= Daredevil Adventures Vol. 2 No. 2: The Menace Beneath the Sea =

Daredevil Adventures Vol. 2 No. 2: The Menace Beneath the Sea is a 1983 role-playing game adventure for Daredevils published by Fantasy Games Unlimited.

==Plot summary==
Daredevil Adventures Vol. 2 No. 2: The Menace Beneath the Sea includes two adventure scenarios, "The Secret of Tahuka Hiva" and "The Menace Beneath the Sea".

==Reception==
Paul Cockburn reviewed Daredevil Adventures, vol 2, no 2 for Imagine magazine, and stated that "The plotlines are not very startling, but the key elements are simply found by the GM, and there is usually at least one blind alley for the adventurers to follow, but I find with all these games that, in an effort to catch the cliché that epitomises the era, the plots fall into expected grooves, and that most sophisticated players in the '80s will easily see through the deceptions of a more innocent age."

Marcus L. Rowland reviewed Daredevils Adventure 2 for White Dwarf #51, giving it an overall rating of 7 out of 10, and stated that "didn't enjoy any of the scenarios as much as I did those included in the game."

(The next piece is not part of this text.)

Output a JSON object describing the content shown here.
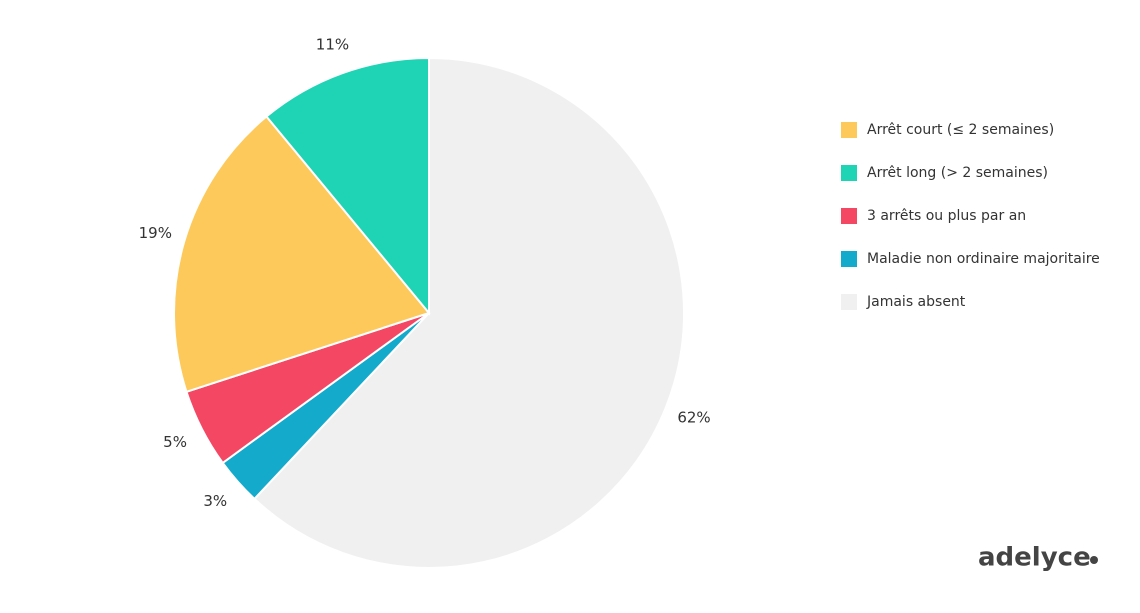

William A. Barton reviewed Daredevil Adventures Vol. 2 No. 2: The Menace Beneath the Sea in Space Gamer No. 70. Barton commented that "Overall, Daredevil Adventures, Vol. 2, No. 2, The Menace Beneath the Sea is an excellent set of scenarios and ideas for Daredevils play. Even if you never use the adventures themselves, you'll find a wealth of material for use in your own game."